Esa sensación

  • Esa sensación de cuando llevas mucho tiempo sin salir con un grupo, que te dices que no pasa nada, que esa ruta ya la has hecho una decena de veces, pero aun así duermes menos esa noche, te levantas y te rasca la garganta, porque los nervios se te han quedado ahí y te tienes que tomar más agua de lo normal para suavizarla y comprarte unos caramelos de miel y limón, y vas más al baño, y al final te reconoces a ti mismo que hace un tiempo que no haces esa ruta, si la harás tan bien como antes, que hace tiempo que no te pones frente a un grupo a contarles cosas.

 

  • Ese miedo, que te dice el día de antes una amiga que en una ruta que han hecho ellos por ahí cerca estaba todo cubierto de nieve y te acercas con miedo, por si a tu ruta le pasa lo mismo, crees que no pero… ¿y si sí? ¿Qué haces? Vas corriendo a verla antes y te la haces para ver cómo está, y preguntas, y te aseguras.

 

  • Ese primer contacto con el grupo, en el que no sabes cómo interpretarlo, cómo vibra, ¿las caras demasiado serias?

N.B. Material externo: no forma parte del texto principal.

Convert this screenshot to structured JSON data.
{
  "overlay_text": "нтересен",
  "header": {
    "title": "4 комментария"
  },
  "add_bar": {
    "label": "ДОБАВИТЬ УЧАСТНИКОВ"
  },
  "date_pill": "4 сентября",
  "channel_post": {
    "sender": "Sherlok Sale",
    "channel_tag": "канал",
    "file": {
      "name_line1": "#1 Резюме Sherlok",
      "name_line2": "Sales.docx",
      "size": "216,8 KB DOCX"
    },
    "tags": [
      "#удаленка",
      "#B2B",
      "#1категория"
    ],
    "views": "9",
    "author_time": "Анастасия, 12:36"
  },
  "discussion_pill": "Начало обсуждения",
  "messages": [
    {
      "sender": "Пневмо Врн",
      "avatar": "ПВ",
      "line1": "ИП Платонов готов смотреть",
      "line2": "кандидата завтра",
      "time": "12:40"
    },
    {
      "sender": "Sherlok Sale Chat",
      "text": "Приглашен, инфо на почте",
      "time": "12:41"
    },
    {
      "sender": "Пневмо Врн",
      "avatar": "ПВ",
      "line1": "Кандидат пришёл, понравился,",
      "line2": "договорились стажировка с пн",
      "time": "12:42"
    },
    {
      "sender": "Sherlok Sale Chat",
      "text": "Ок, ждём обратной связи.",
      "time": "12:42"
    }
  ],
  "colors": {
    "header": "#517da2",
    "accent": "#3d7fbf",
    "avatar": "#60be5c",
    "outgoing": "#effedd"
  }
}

Aquellos por qué no hablarán ¿se estarán aburriendo?

 

  • Ese volver a encontrarte con la naturaleza, preciosa, con la incipiente primavera, que se percibe en los pequeños detalles y que te llenan de alegría y de esperanza, porque la primavera es el retorno de la vida.

 

  • Cuando ves que el día es perfecto, aunque nadie lo auguraba, ni el tiempo, ni los miembros del grupo que va contigo, ni tú mismo y aún así hace un día fresco y soleado.

 

  • Se te pone una risa nerviosa porque, a pesar de que hace tiempo que no haces la ruta y estás nervioso, no te quieres quedar en lo de siempre, sino ir un paso más allá, y es arriesgado, pero aún así lo haces, y les pones a jugar a las personas mayores, a sentir la naturaleza con una venda en los ojos y a abrazar árboles… y ves cómo no sólo lo hacen, sino que lo disfrutan a tope.

  • Siguiendo nervioso, estás a tope y decides desnudar tu alma un poco más y ahondar en su sensibilidad y en la tuya, con lo que nos cuesta… y les cuentas el significado del shinrin yoku.

 

  • Les llevas a uno de los parajes más bellos de toda la Sierra, de esos que, por un lado, querrías enseñar a todo el mundo pero, por otro, no quieres que se conozca para que no pierda su magia de lugar inhabitado y se vea profanado por las masas.

 

  • De esos que los que son de aquí de toda la vida no te decían ni te enseñaban y tú pensabas que eran ignorantes, roñosos de su propia tierra y huraños, pero que, cuando ya llevas aquí diez años empiezas a darte cuenta de que quizá el ignorante eres tú y que cuando la gente hace algo tiene sus razones y a veces estas razones son más acertadas que las tuyas propias.

 

  • Cuando, con la ruta ya hecha, no contento con eso, te arriesgas un poquito más aún a visitar un lugar mágico y especial, en el que no sabes si llegas en el momento oportuno para los dueños de la casa y en el que no sabes si la gente tiene prisa y se agobia, y quiere que termine rápido como ha pasado otras veces, y preguntas por si acaso, y todo el mundo te asegura que no, pero aun así…

 

  • A la gente le encanta y, las casualidades que sólo ocurren en estas rutas mágicas casualidades/causalidades, resulta que con la poca gente que vamos se encuentran cuatro brasileños, que encima se caen bien inmediatamente y se ponen a hablar en portugués y se les nota felices, e incluso se ponen a tomar cerveza ecológica de un pueblo de la Sierra y el ambiente se transforma, todo el mundo está contento.

  • Cuando sientes que has contribuido a dar a conocer una granja ecológica llena de autenticidad, has contribuido al desarrollo local y a que la gente se alimente de una manera sana y totalmente respetuosa con la naturaleza.

 

  • Acompañas a una familia a comer a un restaurante del pueblo y vas hablando con ellos como si les conocieras de mucho más tiempo que desde hace 3 horas y al día siguiente ves que se han tomado la molestia de valorarte en redes sociales con la puntuación más alta y a dedicar elogios a la actividad.

 

  • Cuando llegas a casa y te pregunta tu compañera ¿qué tal? Y tú le empiezas a contar y te dice: “ha sido el día redondo” y tú asientes.

 

  • Y no lo dices porque no lo dices y porque no lo vas a decir y porque hay muchas cosas que pagar y se llega con dificultad a fin de mes pero te sientes afortunado en la vida por tener ese trabajo.